Retrofit Comics has just announced a Kickstarter to fund their spring line. Here’s the lineup:

  • Combed Clap of Thunder by Zach Hazard Vaupen
  • Steam Clean by Laura Ķeniņš
  • How To Be Alive by Tara Booth
  • Iceland by Yuichi Yokoyama
  • Tales from the Hyperverse by Will Cardini
  • TRUMPTRUMP vol. 1: nomination to inauguration by Warren Craghead III

There’s a lot to like on this list, and I’m particularly excited about Iceland, as I really enjoyed Yokoyama’s manga Travel. It’s nice to see more of his work appearing in English.

Box Brown launched Retrofit in 2011 to fill a gap in the market: Indy comics in print. Graphic novels were going strong, and minicomics were flourishing, but as Brown said when I interviewed him in 2011, there wasn’t much in between:

I love reading graphic novels, but it’s difficult for new artists to all of a sudden produce a 200-page work.

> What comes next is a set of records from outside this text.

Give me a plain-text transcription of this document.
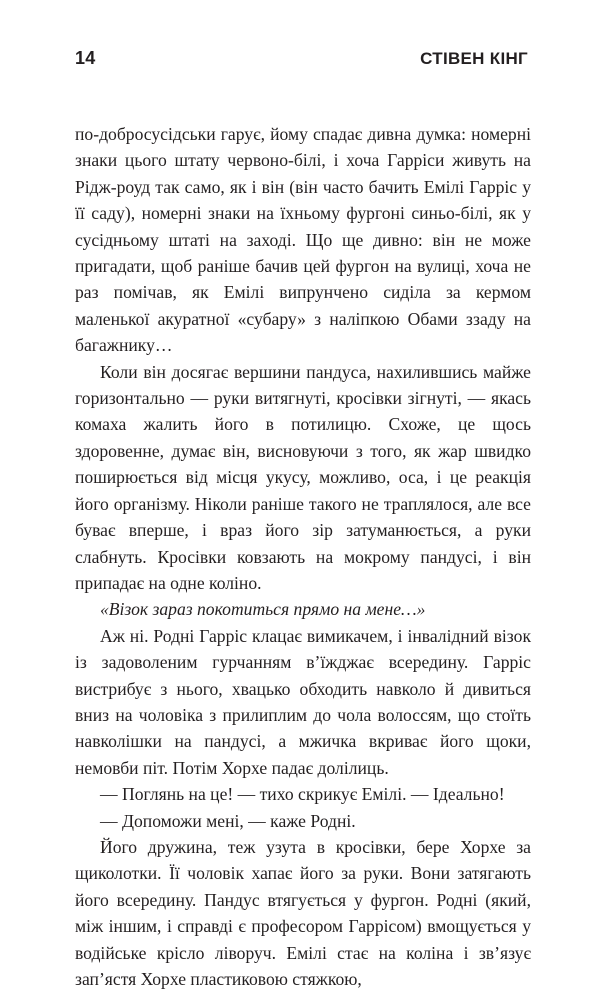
14	СТІВЕН КІНГ

по-добросусідськи гарує, йому спадає дивна думка: номерні знаки цього штату червоно-білі, і хоча Гарріси живуть на Рідж-роуд так само, як і він (він часто бачить Емілі Гарріс у її саду), номерні знаки на їхньому фургоні синьо-білі, як у сусідньому штаті на заході. Що ще дивно: він не може пригадати, щоб раніше бачив цей фургон на вулиці, хоча не раз помічав, як Емілі випрунчено сиділа за кермом маленької акуратної «субару» з наліпкою Обами ззаду на багажнику…

Коли він досягає вершини пандуса, нахилившись майже горизонтально — руки витягнуті, кросівки зігнуті, — якась комаха жалить його в потилицю. Схоже, це щось здоровенне, думає він, висновуючи з того, як жар швидко поширюється від місця укусу, можливо, оса, і це реакція його організму. Ніколи раніше такого не траплялося, але все буває вперше, і враз його зір затуманюється, а руки слабнуть. Кросівки ковзають на мокрому пандусі, і він припадає на одне коліно.

«Візок зараз покотиться прямо на мене…»

Аж ні. Родні Гарріс клацає вимикачем, і інвалідний візок із задоволеним гурчанням в’їжджає всередину. Гарріс вистрибує з нього, хвацько обходить навколо й дивиться вниз на чоловіка з прилиплим до чола волоссям, що стоїть навколішки на пандусі, а мжичка вкриває його щоки, немовби піт. Потім Хорхе падає долілиць.

— Поглянь на це! — тихо скрикує Емілі. — Ідеально!

— Допоможи мені, — каже Родні.

Його дружина, теж узута в кросівки, бере Хорхе за щиколотки. Її чоловік хапає його за руки. Вони затягають його всередину. Пандус втягується у фургон. Родні (який, між іншим, і справді є професором Гаррісом) вмощується у водійське крісло ліворуч. Емілі стає на коліна і зв’язує зап’ястя Хорхе пластиковою стяжкою,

It takes a really long time to do that, and I don’t think that is the best way to develop. For one thing, you are working in hiding, and you are not building an audience while you are working on a graphic novel, unless you are serializing it in some way, and also, when you finally finish it, you are still an unestablished artist and you are asking your readership to plunk down 10, 20 dollars for a work when they don’t know what they are getting into — and you are asking a publisher to invest a lot of money in a work without being established. So I wanted to re-legitimize the short-format story, where an artist could work on smaller works, get them out faster, build an audience, and get some money while they are working on their bigger work.

Back then, Brown planned to publish 17 comics in 17 months, and after that, he wasn’t sure what would happen. What happened is that Retrofit kept going, and the comics kept coming. Now Retrofit comics are distributed by Birdcage Bottom Books, and they have been partners with the retailer Big Planet Comics since 2013. If you’re curious about what they have published so far, Rob Clough has a nice roundup of short reviews of Retrofit comics, and you can read previews of the new comics at Retrofit’s Kickstarter page.